Eso dicen de las violetas blancas, que son chiqueonas. Este adjetivo no está registrado en el diccionario de la RAE que, para mi sorpresa, sí registra el verbo correspondiente:
No se trata tanto de que se les mime, se les acaricie o se les consienta, de hecho, a las violetas, dicen también, no les gusta que uno les hable. (Tampoco es que yo hable demasiado con ninguna de mis plantas, la verdad.) Pero la fama de las violetas blancas es que florean con dificultad, más o menos cuando se les da la gana o cuando uno menos se lo espera. O sea, que son de contentillo, pues. Aunque a decir verdad, las mías son leales y súper cumplidas, incluso después de que una de mis gatas las desplantó y jugó con ellas. Cuando las descubrí todas maltrechas y con el tronco demasiado crecido, las puse en agua (eran dos) hasta que volvieron a echar raíces. Entonces las replanté y en unos cuantos meses han empezado a florecer otra vez. (También puse algunas de hojas en agua para criar más hijos, pero esas sí que no sobrevivieron.)

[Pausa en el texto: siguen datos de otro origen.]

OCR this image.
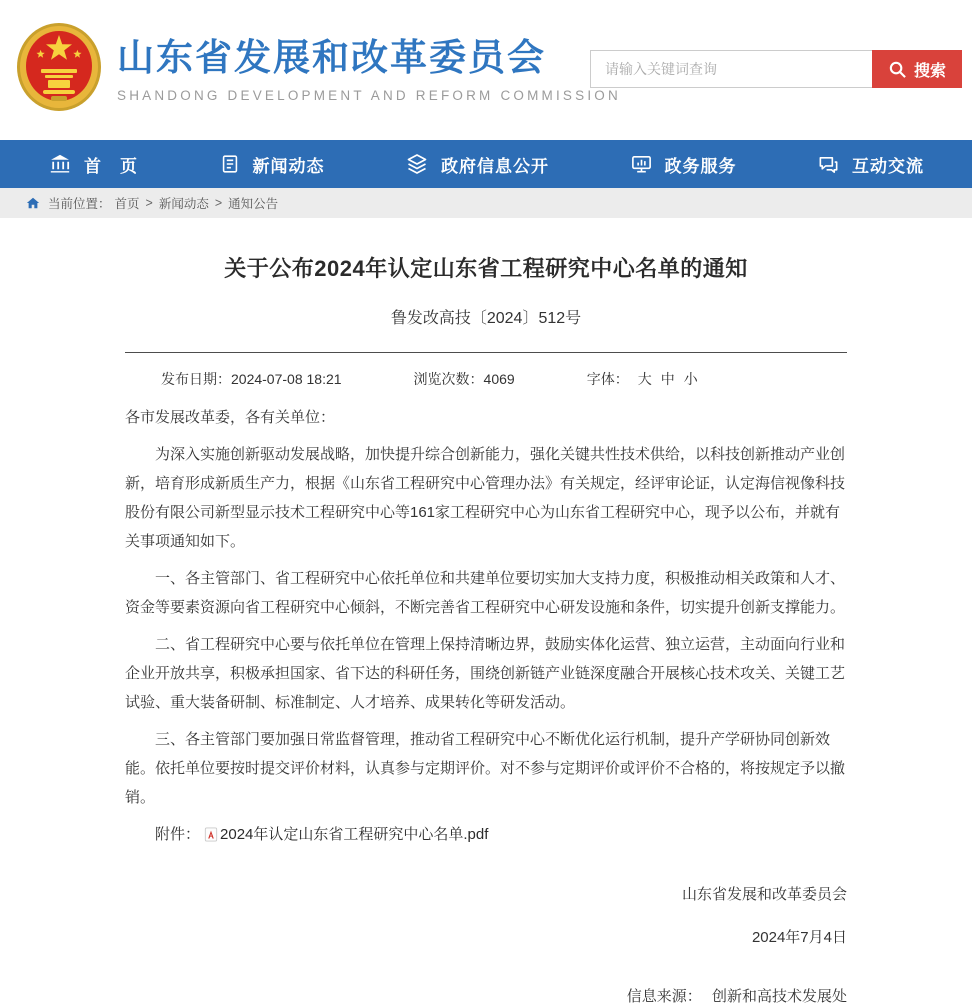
山东省发展和改革委员会
SHANDONG DEVELOPMENT AND REFORM COMMISSION
请输入关键词查询
搜索
首　页	新闻动态	政府信息公开	政务服务	互动交流
当前位置： 首页 > 新闻动态 > 通知公告
关于公布2024年认定山东省工程研究中心名单的通知
鲁发改高技〔2024〕512号
发布日期： 2024-07-08 18:21	浏览次数： 4069	字体： 大 中 小

各市发展改革委，各有关单位：

为深入实施创新驱动发展战略，加快提升综合创新能力，强化关键共性技术供给，以科技创新推动产业创新，培育形成新质生产力，根据《山东省工程研究中心管理办法》有关规定，经评审论证，认定海信视像科技股份有限公司新型显示技术工程研究中心等161家工程研究中心为山东省工程研究中心，现予以公布，并就有关事项通知如下。

一、各主管部门、省工程研究中心依托单位和共建单位要切实加大支持力度，积极推动相关政策和人才、资金等要素资源向省工程研究中心倾斜，不断完善省工程研究中心研发设施和条件，切实提升创新支撑能力。

二、省工程研究中心要与依托单位在管理上保持清晰边界，鼓励实体化运营、独立运营，主动面向行业和企业开放共享，积极承担国家、省下达的科研任务，围绕创新链产业链深度融合开展核心技术攻关、关键工艺试验、重大装备研制、标准制定、人才培养、成果转化等研发活动。

三、各主管部门要加强日常监督管理，推动省工程研究中心不断优化运行机制，提升产学研协同创新效能。依托单位要按时提交评价材料，认真参与定期评价。对不参与定期评价或评价不合格的，将按规定予以撤销。

附件： 2024年认定山东省工程研究中心名单.pdf

山东省发展和改革委员会
2024年7月4日
信息来源： 创新和高技术发展处
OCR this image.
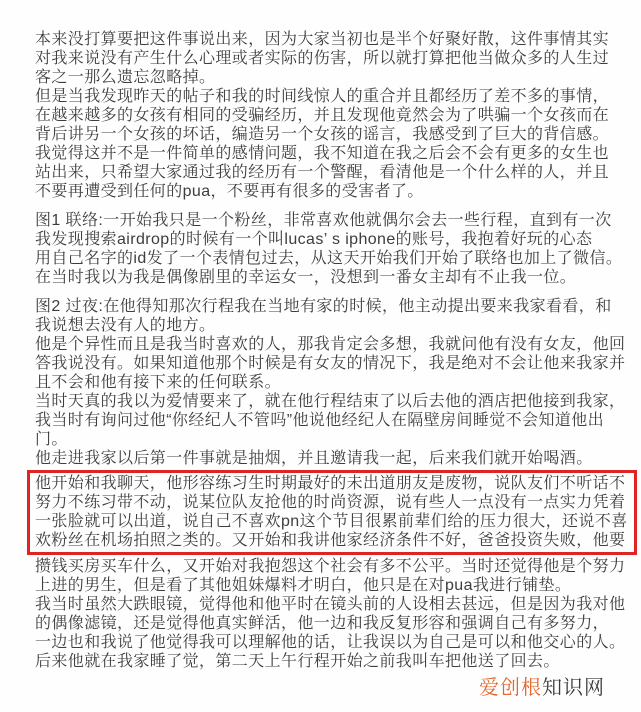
本来没打算要把这件事说出来，因为大家当初也是半个好聚好散，这件事情其实
对我来说没有产生什么心理或者实际的伤害，所以就打算把他当做众多的人生过
客之一那么遗忘忽略掉。
但是当我发现昨天的帖子和我的时间线惊人的重合并且都经历了差不多的事情，
在越来越多的女孩有相同的受骗经历，并且发现他竟然会为了哄骗一个女孩而在
背后讲另一个女孩的坏话，编造另一个女孩的谣言，我感受到了巨大的背信感。
我觉得这并不是一件简单的感情问题，我不知道在我之后会不会有更多的女生也
站出来，只希望大家通过我的经历有一个警醒，看清他是一个什么样的人，并且
不要再遭受到任何的pua，不要再有很多的受害者了。
图1 联络:一开始我只是一个粉丝，非常喜欢他就偶尔会去一些行程，直到有一次
我发现搜索airdrop的时候有一个叫lucas’ s iphone的账号，我抱着好玩的心态
用自己名字的id发了一个表情包过去，从这天开始我们开始了联络也加上了微信。
在当时我以为我是偶像剧里的幸运女一，没想到一番女主却有不止我一位。
图2 过夜:在他得知那次行程我在当地有家的时候，他主动提出要来我家看看，和
我说想去没有人的地方。
他是个异性而且是我当时喜欢的人，那我肯定会多想，我就问他有没有女友，他回
答我说没有。如果知道他那个时候是有女友的情况下，我是绝对不会让他来我家并
且不会和他有接下来的任何联系。
当时天真的我以为爱情要来了，就在他行程结束了以后去他的酒店把他接到我家，
我当时有询问过他“你经纪人不管吗”他说他经纪人在隔壁房间睡觉不会知道他出
门。
他走进我家以后第一件事就是抽烟，并且邀请我一起，后来我们就开始喝酒。
他开始和我聊天，他形容练习生时期最好的未出道朋友是废物，说队友们不听话不
努力不练习带不动，说某位队友抢他的时尚资源，说有些人一点没有一点实力凭着
一张脸就可以出道，说自己不喜欢pn这个节目很累前辈们给的压力很大，还说不喜
欢粉丝在机场拍照之类的。又开始和我讲他家经济条件不好，爸爸投资失败，他要
攒钱买房买车什么，又开始对我抱怨这个社会有多不公平。当时还觉得他是个努力
上进的男生，但是看了其他姐妹爆料才明白，他只是在对pua我进行铺垫。
我当时虽然大跌眼镜，觉得他和他平时在镜头前的人设相去甚远，但是因为我对他
的偶像滤镜，还是觉得他真实鲜活，他一边和我反复形容和强调自己有多努力，
一边也和我说了他觉得我可以理解他的话，让我误以为自己是可以和他交心的人。
后来他就在我家睡了觉，第二天上午行程开始之前我叫车把他送了回去。
爱创根知识网
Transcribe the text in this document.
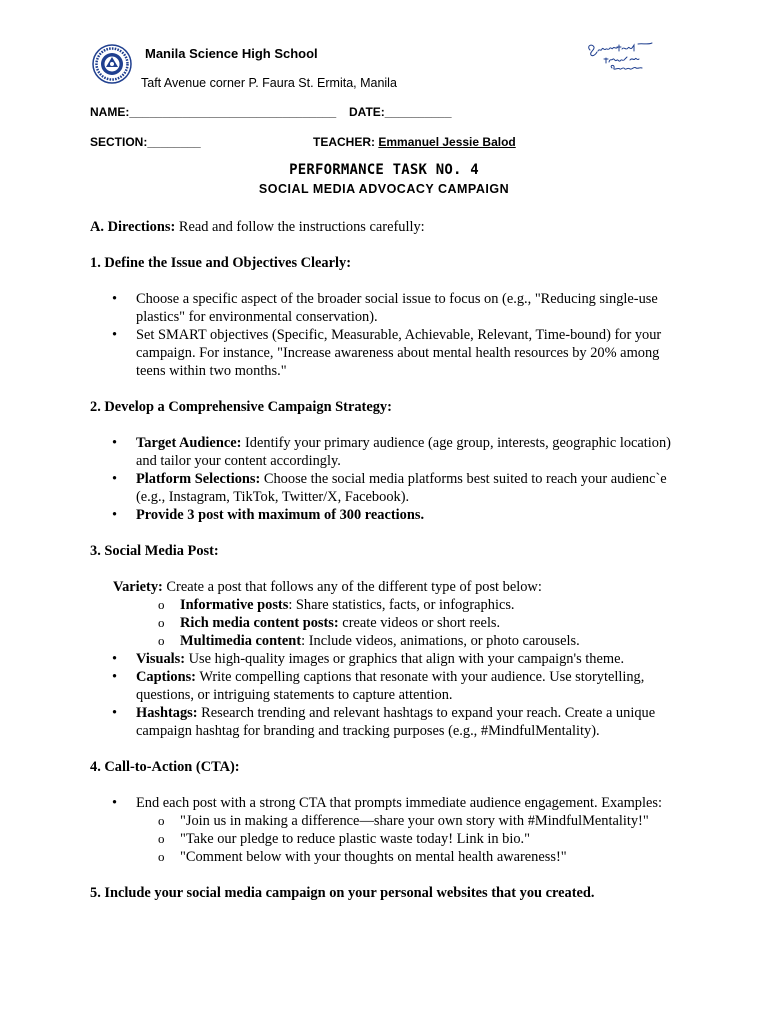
Manila Science High School
Taft Avenue corner P. Faura St. Ermita, Manila
NAME:_______________________________ DATE:__________
SECTION:________	TEACHER: Emmanuel Jessie Balod
PERFORMANCE TASK NO. 4
SOCIAL MEDIA ADVOCACY CAMPAIGN

A. Directions: Read and follow the instructions carefully:

1. Define the Issue and Objectives Clearly:

• Choose a specific aspect of the broader social issue to focus on (e.g., "Reducing single-use plastics" for environmental conservation).
• Set SMART objectives (Specific, Measurable, Achievable, Relevant, Time-bound) for your campaign. For instance, "Increase awareness about mental health resources by 20% among teens within two months."

2. Develop a Comprehensive Campaign Strategy:

• Target Audience: Identify your primary audience (age group, interests, geographic location) and tailor your content accordingly.
• Platform Selections: Choose the social media platforms best suited to reach your audienc`e (e.g., Instagram, TikTok, Twitter/X, Facebook).
• Provide 3 post with maximum of 300 reactions.

3. Social Media Post:

Variety: Create a post that follows any of the different type of post below:

o Informative posts: Share statistics, facts, or infographics.
o Rich media content posts: create videos or short reels.
o Multimedia content: Include videos, animations, or photo carousels.
• Visuals: Use high-quality images or graphics that align with your campaign's theme.
• Captions: Write compelling captions that resonate with your audience. Use storytelling, questions, or intriguing statements to capture attention.
• Hashtags: Research trending and relevant hashtags to expand your reach. Create a unique campaign hashtag for branding and tracking purposes (e.g., #MindfulMentality).

4. Call-to-Action (CTA):

• End each post with a strong CTA that prompts immediate audience engagement. Examples:
o "Join us in making a difference—share your own story with #MindfulMentality!"
o "Take our pledge to reduce plastic waste today! Link in bio."
o "Comment below with your thoughts on mental health awareness!"

5. Include your social media campaign on your personal websites that you created.
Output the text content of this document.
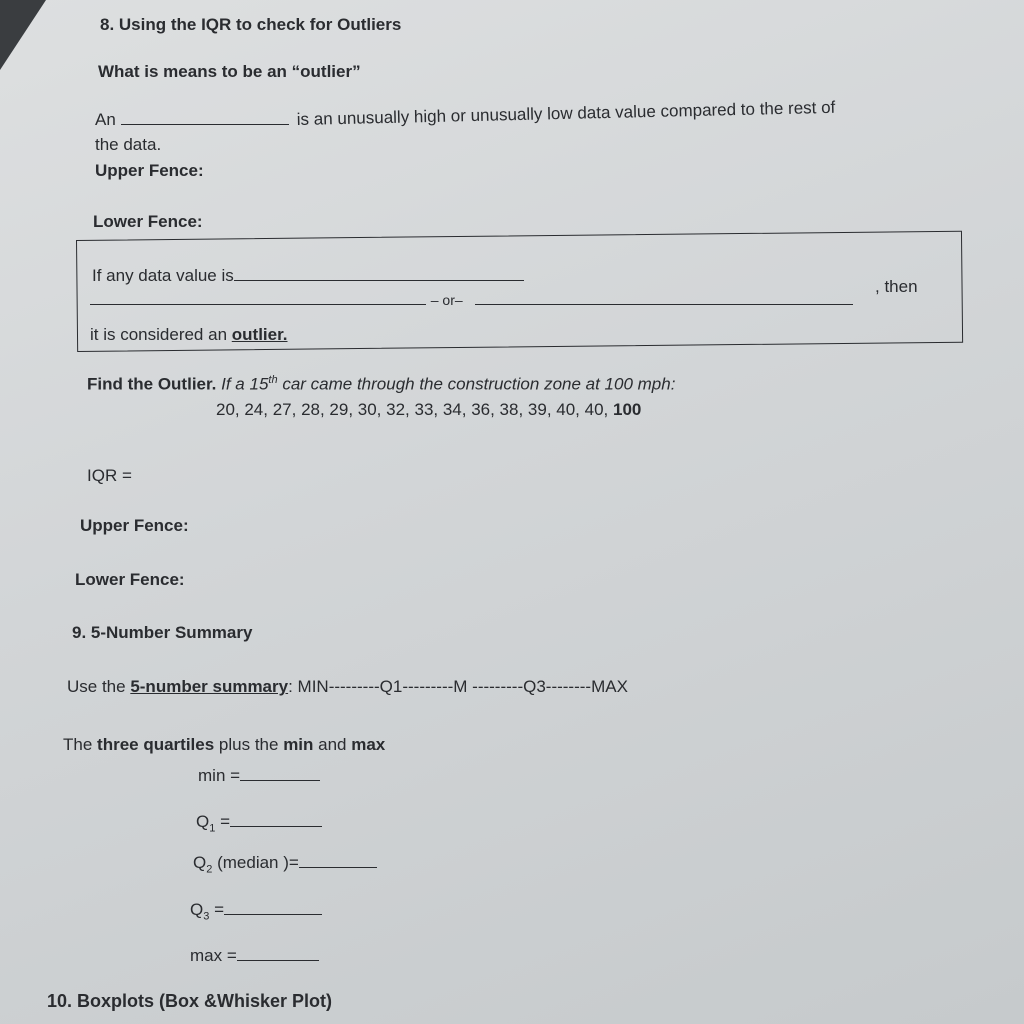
8. Using the IQR to check for Outliers
What is means to be an “outlier”
An	is an unusually high or unusually low data value compared to the rest of
the data.
Upper Fence:
Lower Fence:
If any data value is
– or–
, then
it is considered an outlier.
Find the Outlier. If a 15th car came through the construction zone at 100 mph:
20, 24, 27, 28, 29, 30, 32, 33, 34, 36, 38, 39, 40, 40, 100
IQR =
Upper Fence:
Lower Fence:
9. 5-Number Summary
Use the 5-number summary: MIN---------Q1---------M ---------Q3--------MAX
The three quartiles plus the min and max
min =
$Q_1$ =
$Q_2$ (median )=
$Q_3$ =
max =
10. Boxplots (Box &Whisker Plot)
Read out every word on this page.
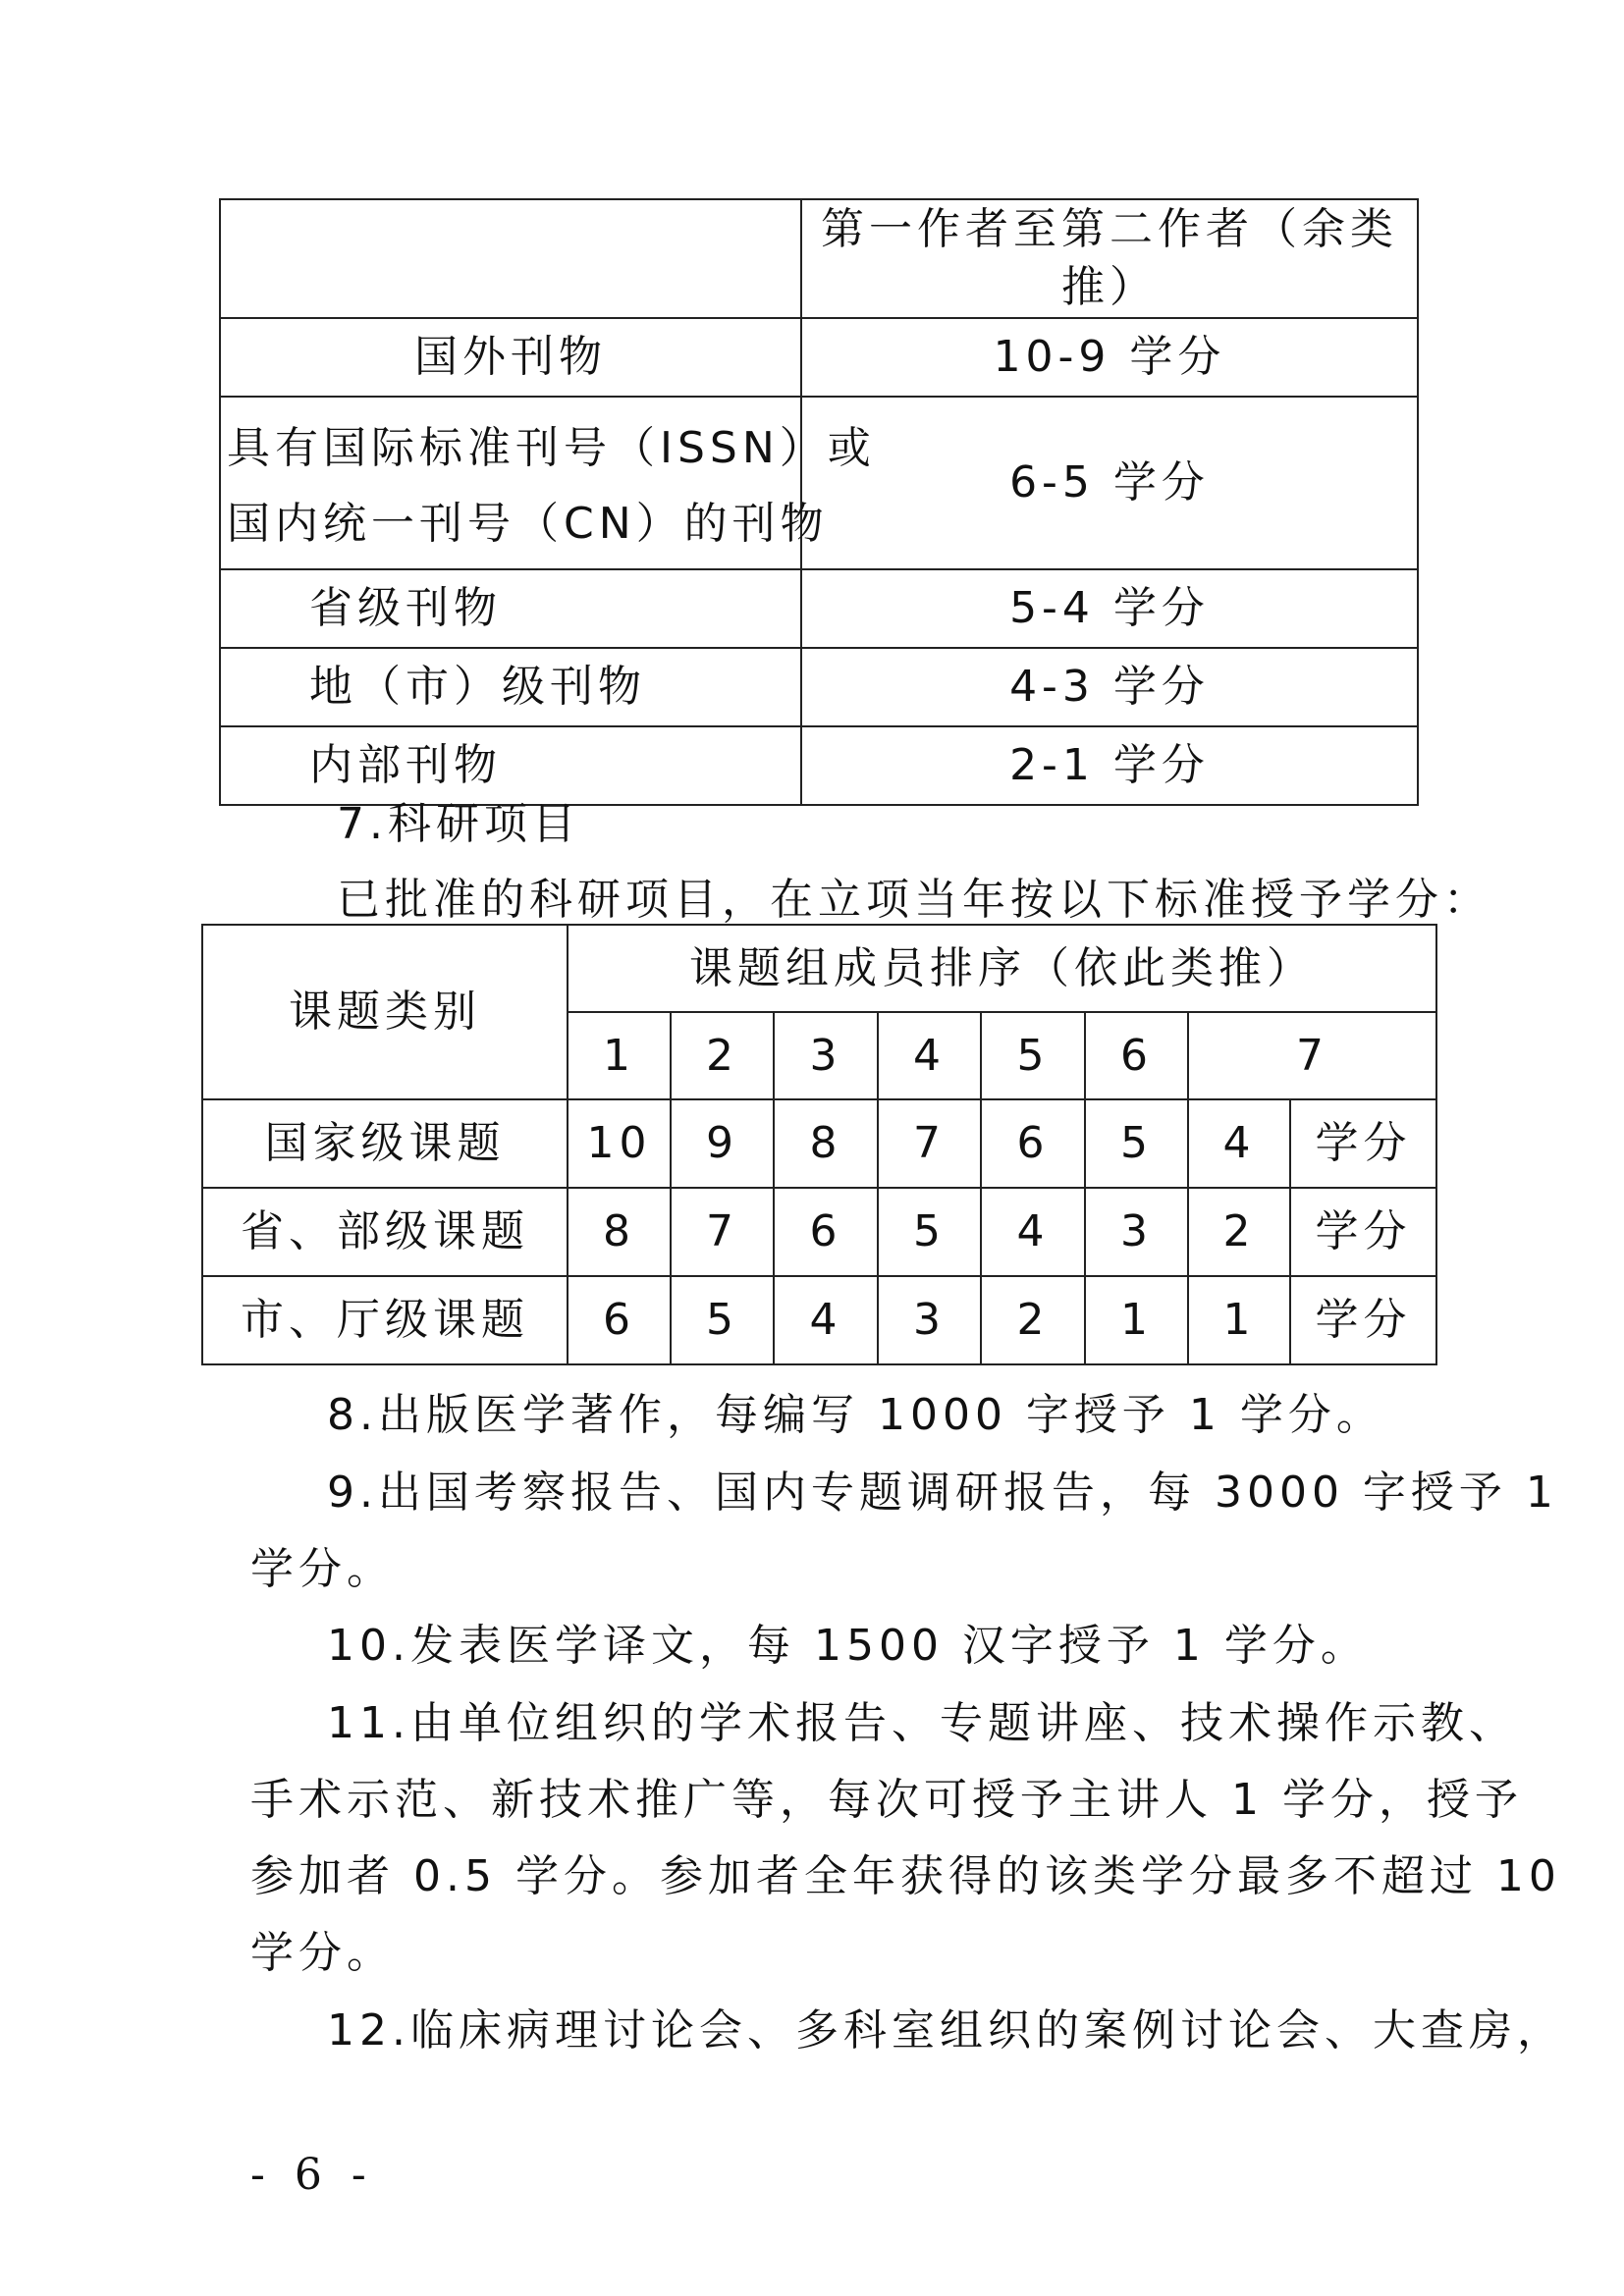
	第一作者至第二作者（余类推）
国外刊物	10-9 学分

具有国际标准刊号（ISSN）或
国内统一刊号（CN）的刊物	6-5 学分
省级刊物	5-4 学分
地（市）级刊物	4-3 学分
内部刊物	2-1 学分
7.科研项目
已批准的科研项目，在立项当年按以下标准授予学分：
课题类别	课题组成员排序（依此类推）							
	1	2	3	4	5	6	7	
国家级课题	10	9	8	7	6	5	4	学分
省、部级课题	8	7	6	5	4	3	2	学分
市、厅级课题	6	5	4	3	2	1	1	学分
8.出版医学著作，每编写 1000 字授予 1 学分。
9.出国考察报告、国内专题调研报告，每 3000 字授予 1
学分。
10.发表医学译文，每 1500 汉字授予 1 学分。
11.由单位组织的学术报告、专题讲座、技术操作示教、
手术示范、新技术推广等，每次可授予主讲人 1 学分，授予
参加者 0.5 学分。参加者全年获得的该类学分最多不超过 10
学分。
12.临床病理讨论会、多科室组织的案例讨论会、大查房，
- 6 -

El adjetivo en cuestión a mí me evoca, además de las violetas blancas de otros, a mí misma de niña. Aunque el contexto no es del todo claro, me llega la voz de mi madre, en cuya boca la descripción debió de haber sido más bien una forma de censura, o la de mi tía Olga, invitándome a acurrucarme con ella.
Y mis gatas, la chiquita, que ya está enorme, y la grande, que ahora se ve más chiquita, también son chiqueonas: entre ellas o tratando de encimárseme a la menor provocación.